Pet Talk: How pet food is made

Wednesday, January 23, 2008

Strolling along the pet food aisle in a large pet food retail outlet is an amazing event. Playful puppies and adorable kittens almost seem to jump out of the colorful packages, beckoning the pet owner to choose their very special brand of food. Large pallets containing bags of dry food, stacks of orderly cans and rows of moist pouches often leave a pet owner literally dazed and confused with the overwhelming selection.

In the past half century, the production and marketing of pet foods has grown into an $11 billion dollar a year industry with more than 3,000 manufacturers producing over 15,000 separate brands of dog and cat food alone. Marketing ideas leap off the products claiming, "more protein," "rich, meaty taste," and "real wholesome ingredients." All of these speak to us ways to provide the very best for our family members. But, in light of pet food recalls and concerns about pet food manufacturing, how can a pet owner really know that they are truly providing the best?

Although feeding dry kibble to dogs is an idea that was born more than 150 years ago, the latter half of the 20th century saw many advances in the pet food production industry. Not only was dry food advancing, but canned diets and newly created semi-most diets began to find a loyal following among pet owners as well. Food safety and hygiene were becoming more highly developed as the concern for the health and well-being of the pets continued to grow among pet lovers. Here in the United States, the FDA's Center for Veterinary Medicine oversees the safety of pet food ingredients.

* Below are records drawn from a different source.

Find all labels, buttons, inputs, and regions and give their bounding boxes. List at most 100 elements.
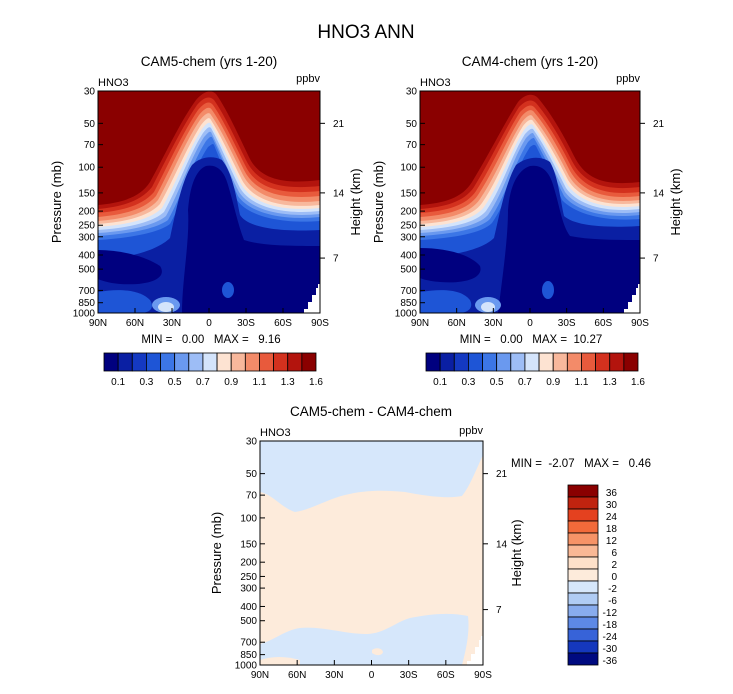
colorbar-swatch <box>145 352 161 372</box>
colorbar-label: 0.3 <box>461 377 475 388</box>
contour-band <box>542 281 554 299</box>
x-tick-label: 60S <box>274 318 292 329</box>
y-tick-label: 850 <box>78 298 95 309</box>
variable-label: HNO3 <box>98 77 129 89</box>
y2-tick-label: 14 <box>333 188 345 199</box>
colorbar-swatch <box>595 352 611 372</box>
colorbar-swatch <box>287 352 303 372</box>
colorbar-swatch <box>567 592 599 606</box>
colorbar-label: 36 <box>606 488 618 499</box>
y-tick-label: 70 <box>406 140 418 151</box>
x-tick-label: 90S <box>474 670 492 681</box>
axis-label-y2: Height (km) <box>348 168 363 235</box>
contour-band <box>182 165 320 313</box>
x-tick-label: 0 <box>527 318 533 329</box>
colorbar-swatch <box>259 352 275 372</box>
colorbar-label: 24 <box>606 512 618 523</box>
variable-label: HNO3 <box>420 77 451 89</box>
colorbar-label: 0 <box>611 572 617 583</box>
y-tick-label: 500 <box>78 265 95 276</box>
colorbar-swatch <box>467 352 483 372</box>
panel-title: CAM5-chem - CAM4-chem <box>290 404 452 419</box>
colorbar-label: 0.5 <box>490 377 504 388</box>
colorbar-label: 0.3 <box>139 377 153 388</box>
units-label: ppbv <box>459 425 483 437</box>
colorbar-swatch <box>160 352 176 372</box>
y-tick-label: 700 <box>400 286 417 297</box>
colorbar-label: -36 <box>603 656 618 667</box>
colorbar-swatch <box>244 352 260 372</box>
x-tick-label: 90S <box>311 318 329 329</box>
y-tick-label: 100 <box>240 513 257 524</box>
colorbar-label: -2 <box>608 584 617 595</box>
colorbar-label: -24 <box>603 632 618 643</box>
colorbar-label: -6 <box>608 596 617 607</box>
x-tick-label: 0 <box>206 318 212 329</box>
y-tick-label: 1000 <box>73 309 96 320</box>
units-label: ppbv <box>296 73 320 85</box>
y2-tick-label: 7 <box>496 605 502 616</box>
panel-difference: CAM5-chem - CAM4-chem HNO3 ppbv 30507010… <box>209 404 651 681</box>
x-tick-label: 30N <box>484 318 502 329</box>
colorbar-label: 30 <box>606 500 618 511</box>
y-tick-label: 1000 <box>235 661 258 672</box>
y-tick-label: 150 <box>78 188 95 199</box>
variable-label: HNO3 <box>260 427 291 439</box>
colorbar-swatch <box>510 352 526 372</box>
x-tick-label: 30N <box>325 670 343 681</box>
min-max-stats: MIN = 0.00 MAX = 10.27 <box>460 334 603 346</box>
contour-band <box>98 250 162 285</box>
colorbar-swatch <box>496 352 512 372</box>
y-tick-label: 300 <box>400 232 417 243</box>
colorbar-swatch <box>524 352 540 372</box>
x-tick-label: 90S <box>631 318 649 329</box>
contour-field <box>98 91 320 313</box>
colorbar-swatch <box>482 352 498 372</box>
panel-title: CAM4-chem (yrs 1-20) <box>462 54 599 69</box>
colorbar-swatch <box>567 616 599 630</box>
colorbar-swatch <box>567 580 599 594</box>
colorbar-label: -18 <box>603 620 618 631</box>
min-max-stats: MIN = -2.07 MAX = 0.46 <box>511 458 651 470</box>
colorbar-swatch <box>623 352 639 372</box>
colorbar: 0.1 0.3 0.5 0.7 0.9 1.1 1.3 1.6 <box>425 352 645 388</box>
colorbar-swatch <box>567 652 599 666</box>
contour-band <box>158 302 174 312</box>
axis-label-y2: Height (km) <box>509 519 524 586</box>
y-tick-label: 30 <box>84 87 96 98</box>
contour-band <box>260 613 469 665</box>
colorbar-swatch <box>216 352 232 372</box>
y-tick-label: 850 <box>400 298 417 309</box>
y2-tick-label: 21 <box>653 119 665 130</box>
colorbar-swatch <box>609 352 625 372</box>
y-tick-label: 250 <box>240 572 257 583</box>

The process of creating and producing a pet food begins with the selection of appropriate ingredients. Huge train cars and tractor trailers haul in the enormous amounts of grains and meat meals that are used in producing a commercial diet. Many high quality pet food companies use inspectors at the rail yards and shipping terminals to scrutinize the raw ingredients before it ever enters the food plant. Diets such as Hill's Science Diet, Iams, Eukanuba and others will use human quality meats and grains to insure an optimal balance of the nutrients needed for the pets good health.

According to the fourth edition of Small Animal Clinic Nutrition, one of the most important steps is the compounding and mixing of the ingredients. It is important for the diet to contain an equal distribution of essential nutrients and unequal compounding may lead to a lack of key ingredients in the diet. Harmful microorganisms and potentially destructive hydrolytic enzymes are then destroyed by a thorough cooking process.

Many pet owners are concerned with the safety and adequacy of the foods that they buy their pets. According to Dr. Andrea Fascetti, a nutrition professor at the University of California Davis' School of Veterinary Medicine, pet owners should feel very comfortable with commercial diets.

"People should realize this pet food recall is not a common occurrence. Over the history of commercial pet foods, they have been very safe and a very good way to feed animals to ensure that they're meeting their nutritional requirements."

Additionally, all pet food companies are required to meet guidelines that are set forth by the Association of American Feed Control Officials for the nutritional adequacy of their foods. Many companies will go beyond requirements and actually have inspectors from the human food industry come and examine production facilities as a means of insuring the best product for the animal consumers. The Pet Food Institute, www.PetFoodInstiture.org, has stated that pet foods are one of the most highly regulated food products. In fact pet foods require more information on their labels than human foods.

Still many pet owners are turning to home cooked meals and organic substitutes for the more common commercial diets. Proponents of home cooked meals feel a pet's health can be better managed than with commercial diets. Pet owners are urged to speak with their family vets who may then recommend a veterinarian nutritionist. Many home made diets do not meet the nutritional needs of the pets.

It is extremely easy to become overwhelmed and discouraged with the sheer numbers of pet foods and reports of potential concerns with the diets.

However, remember that your family vet is a great source for dietary recommendations for your pet. He or she understands your pets needs as well as your own concerns much better than any source online.